Roughly 50 to 60 members participate in net metering or buy-all-sell-all, Anderson said. The strong interest at 10 cents per kWh led Wolverine and Cherryland to scale back the rates.
“We wanted to keep offering buy-all-sell-all but wanted to reduce the subsidy as well,” Anderson said, referring to the costs incurred by all members to buy that power at 10 cents. “We feel utility-scale solar and wind is a better deal and we need to reduce the subsidy.”
Anderson did not have an estimate on what the current subsidy is by other members. Critics say there is no subsidy due to the grid benefits of distributed generation, and because Cherryland’s retail rates for residential customers is more than 10 cents per kWh.
‘A little frustrated’
Dan Worth, clean energy policy specialist with the Traverse City-based Groundwork Center for Resilient Communities, said Cherryland’s latest buy-all-sell-all plan may discourage local projects.
“We’re a little frustrated,” he said. “I think saying it kills solar is probably too strong, but this discourages a lot of projects, companies and homeowners who were interested in doing solar themselves.”
“There’s nobody interested anymore” in installing their own projects, said Tom Gallery, owner of Leelanau Solar LLC. Gallery is also involved with Northport Energy and has been a Cherryland member for 40 years.

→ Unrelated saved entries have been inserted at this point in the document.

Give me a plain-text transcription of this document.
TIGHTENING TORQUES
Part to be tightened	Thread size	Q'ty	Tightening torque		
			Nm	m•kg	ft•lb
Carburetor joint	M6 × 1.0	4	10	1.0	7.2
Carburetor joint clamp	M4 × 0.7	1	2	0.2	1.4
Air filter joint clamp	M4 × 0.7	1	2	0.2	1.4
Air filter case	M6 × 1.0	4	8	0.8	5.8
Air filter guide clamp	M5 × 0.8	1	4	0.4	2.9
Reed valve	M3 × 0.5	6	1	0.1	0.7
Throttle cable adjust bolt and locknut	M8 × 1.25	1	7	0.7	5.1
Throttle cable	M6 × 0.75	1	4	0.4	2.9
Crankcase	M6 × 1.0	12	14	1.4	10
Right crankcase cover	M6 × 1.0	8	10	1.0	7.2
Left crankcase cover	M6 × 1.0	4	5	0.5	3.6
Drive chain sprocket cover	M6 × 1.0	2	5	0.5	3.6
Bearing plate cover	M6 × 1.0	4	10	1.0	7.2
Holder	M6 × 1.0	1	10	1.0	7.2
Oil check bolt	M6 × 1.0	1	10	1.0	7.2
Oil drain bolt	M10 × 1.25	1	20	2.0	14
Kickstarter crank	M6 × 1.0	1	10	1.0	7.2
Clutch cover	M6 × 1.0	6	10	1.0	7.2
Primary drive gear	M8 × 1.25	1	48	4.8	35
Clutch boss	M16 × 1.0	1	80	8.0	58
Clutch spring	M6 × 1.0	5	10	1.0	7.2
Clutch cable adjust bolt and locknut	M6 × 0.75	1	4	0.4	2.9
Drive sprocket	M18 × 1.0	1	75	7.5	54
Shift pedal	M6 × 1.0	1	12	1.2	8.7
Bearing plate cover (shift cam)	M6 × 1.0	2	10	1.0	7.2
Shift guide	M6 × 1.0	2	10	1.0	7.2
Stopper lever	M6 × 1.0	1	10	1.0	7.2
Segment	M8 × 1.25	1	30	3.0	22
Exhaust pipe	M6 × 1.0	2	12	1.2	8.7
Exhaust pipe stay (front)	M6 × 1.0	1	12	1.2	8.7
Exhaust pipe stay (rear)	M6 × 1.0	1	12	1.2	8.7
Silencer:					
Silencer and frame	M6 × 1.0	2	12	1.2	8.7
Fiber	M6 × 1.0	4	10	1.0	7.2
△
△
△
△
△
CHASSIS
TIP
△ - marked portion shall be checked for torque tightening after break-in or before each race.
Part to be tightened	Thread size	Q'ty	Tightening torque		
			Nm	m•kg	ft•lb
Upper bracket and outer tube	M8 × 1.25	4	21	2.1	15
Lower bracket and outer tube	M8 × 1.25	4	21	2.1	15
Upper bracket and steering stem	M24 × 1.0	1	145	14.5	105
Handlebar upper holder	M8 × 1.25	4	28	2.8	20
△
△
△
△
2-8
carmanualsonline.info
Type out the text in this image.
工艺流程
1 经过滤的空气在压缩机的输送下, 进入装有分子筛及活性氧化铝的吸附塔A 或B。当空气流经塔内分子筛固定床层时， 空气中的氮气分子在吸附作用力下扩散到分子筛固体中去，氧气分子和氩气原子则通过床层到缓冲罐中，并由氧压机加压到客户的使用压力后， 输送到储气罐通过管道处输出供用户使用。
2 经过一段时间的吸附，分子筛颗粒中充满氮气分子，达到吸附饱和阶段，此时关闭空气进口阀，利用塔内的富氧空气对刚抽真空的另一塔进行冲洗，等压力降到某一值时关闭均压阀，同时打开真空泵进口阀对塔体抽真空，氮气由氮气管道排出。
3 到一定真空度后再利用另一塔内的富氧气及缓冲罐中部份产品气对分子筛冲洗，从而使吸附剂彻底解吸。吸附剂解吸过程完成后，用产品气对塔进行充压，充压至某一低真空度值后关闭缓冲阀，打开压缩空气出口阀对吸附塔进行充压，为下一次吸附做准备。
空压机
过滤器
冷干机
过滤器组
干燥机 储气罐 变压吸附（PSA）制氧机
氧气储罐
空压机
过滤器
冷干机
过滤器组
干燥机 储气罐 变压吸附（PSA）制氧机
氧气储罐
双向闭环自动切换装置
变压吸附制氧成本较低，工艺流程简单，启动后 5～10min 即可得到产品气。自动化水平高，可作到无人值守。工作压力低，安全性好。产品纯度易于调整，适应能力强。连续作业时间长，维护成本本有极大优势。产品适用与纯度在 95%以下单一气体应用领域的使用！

Anderson disagrees that the utility is being unfair to members seeking to install solar, and said “time will tell” on whether it stifles projects.
“The fact remains that in the last 18 months we put 11.5 MW of solar into the Wolverine system that we didn’t have before,” Anderson said. “We’re choosing to celebrate that and not panic about what comes in the future. We’re just trying to run a good business and keep rates affordable.”
Anderson said his role is to balance the interests of members who want to install solar with the rest of the rate base.
“Going forward, we will always need to have a solar program,” he said. “But it has to be fair to every member. We’re trying to find that fairness.”
For those seeking the benefits of solar, though, the fairness appears to have shifted.
“It’s been our goal to be as self-sufficient as possible,” Garthe said of the family farm and Northport Energy. “It doesn’t look like we’re getting a whole lot of support from the electric company.”